Et vos personnages, ce sont toujours des hommes...
Ouais, c'est vrai, mais franchement, dans les services auxquels j'ai appartenu, des femmes, il n'y en avait pas des masses. Ce n'est pas que je ne connaisse pas la nature humaine féminine, mais ça ne m'intéresse pas de me mettre à ce point dans la peau d'un personnage féminin. Je préfère faire parler les mecs, simplement parce que ça, je sais faire. Honnêtement, aujourd'hui, faire un film autour des femmes, je ne m'y vois pas. C'est juste que ça ne me fait pas envie, pas aujourd'hui en tout cas. Peut-être que ça viendra, hein ? Dans mon prochain film, déjà, les femmes seront un peu plus au centre de l'histoire.
Le fait est aussi que R.I.F. comporte un personnage féminin assez fort, un autre de petit garçon important lui aussi. Vous les choisissez comment, ces rôles secondaires ?
À vrai dire, pour moi, il n'y a pas véritablement de rôle secondaire.

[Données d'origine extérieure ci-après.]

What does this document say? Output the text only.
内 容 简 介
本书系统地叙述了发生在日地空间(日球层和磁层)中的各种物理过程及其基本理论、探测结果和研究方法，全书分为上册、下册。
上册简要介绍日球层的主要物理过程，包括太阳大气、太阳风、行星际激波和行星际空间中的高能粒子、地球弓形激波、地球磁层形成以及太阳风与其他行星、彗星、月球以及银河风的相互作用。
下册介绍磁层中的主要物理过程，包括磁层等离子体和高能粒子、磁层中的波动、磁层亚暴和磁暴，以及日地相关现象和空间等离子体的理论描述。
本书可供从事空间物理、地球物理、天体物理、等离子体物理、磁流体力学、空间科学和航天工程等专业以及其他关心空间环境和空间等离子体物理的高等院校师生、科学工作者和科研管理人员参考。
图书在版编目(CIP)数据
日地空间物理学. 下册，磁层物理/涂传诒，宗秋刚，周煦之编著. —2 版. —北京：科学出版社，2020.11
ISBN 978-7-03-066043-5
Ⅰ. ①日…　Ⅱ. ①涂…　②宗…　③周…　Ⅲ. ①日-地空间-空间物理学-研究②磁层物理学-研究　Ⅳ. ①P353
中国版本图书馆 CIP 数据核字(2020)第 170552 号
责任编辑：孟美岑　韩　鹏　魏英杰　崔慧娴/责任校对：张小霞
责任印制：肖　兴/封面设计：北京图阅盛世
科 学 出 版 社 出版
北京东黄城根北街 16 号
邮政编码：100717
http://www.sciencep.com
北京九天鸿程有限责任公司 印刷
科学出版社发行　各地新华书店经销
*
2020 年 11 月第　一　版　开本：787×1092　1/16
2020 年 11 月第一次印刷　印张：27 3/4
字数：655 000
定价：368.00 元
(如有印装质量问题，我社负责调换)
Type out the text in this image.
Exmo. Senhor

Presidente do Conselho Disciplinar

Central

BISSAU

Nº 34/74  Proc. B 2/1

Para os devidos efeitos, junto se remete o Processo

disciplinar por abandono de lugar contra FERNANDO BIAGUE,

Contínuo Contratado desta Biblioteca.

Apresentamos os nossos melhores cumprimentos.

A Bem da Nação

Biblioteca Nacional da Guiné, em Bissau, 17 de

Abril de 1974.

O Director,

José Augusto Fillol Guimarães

Certains sont moins mis en avant, c'est vrai, mais je me dis à chaque fois qu'il faut que je trouve le meilleur flic possible, la meilleure nana possible ou le meilleur plombier possible. Je rencontre donc absolument tous mes comédiens. Je refuse de passer par un directeur de casting qui en recevrait certains, dont, au final, je ne verrais que des vidéos ou des photos. Agir ainsi, pour moi, ce serait se priver de belles rencontres.
Mais le test du flic dont nous parlions, il ne marche pas avec tout le monde...
Non, bien sûr, mais vous savez, quand j'ai un comédien en face de moi, je n'essaye pas de le tester par rapport à la police. Je veux juste savoir à qui j'ai affaire. C'est très subjectif. C'est vrai que je suis, malgré tout, à la recherche de gueules que j'ai croisées pendant vingt ans. Certaines sont encore très présentes dans ma mémoire.
Cela dit, vous restez dans le registre de la fiction...
Oui, en étant aussi très ancré dans la vraisemblance. Je ne peux pas me permettre de raconter des conneries. Je n'en ai pas le droit non plus: le soir de l'avant-première de R.I.F. par exemple, il y avait plein d'anciens collègues flics. Parmi eux, Frédéric Péchenard, Martine Monteil, Noël Robin et FX Achard, respectivement aujourd'hui, directeur général de la police nationale, préfet de la zone de défense de Paris, sous-directeur du 36, quai des Orfèvres et chef de l'Office central de lutte contre le crime organisé. Franchement, en plus, ça ne m'intéresse pas de faire une totale fiction: je considère que, dans le domaine du polar en tout cas, c'est mieux de partir d'une histoire vraie.
Il y a d'autres films qui vous ont plu, dans ce registre ?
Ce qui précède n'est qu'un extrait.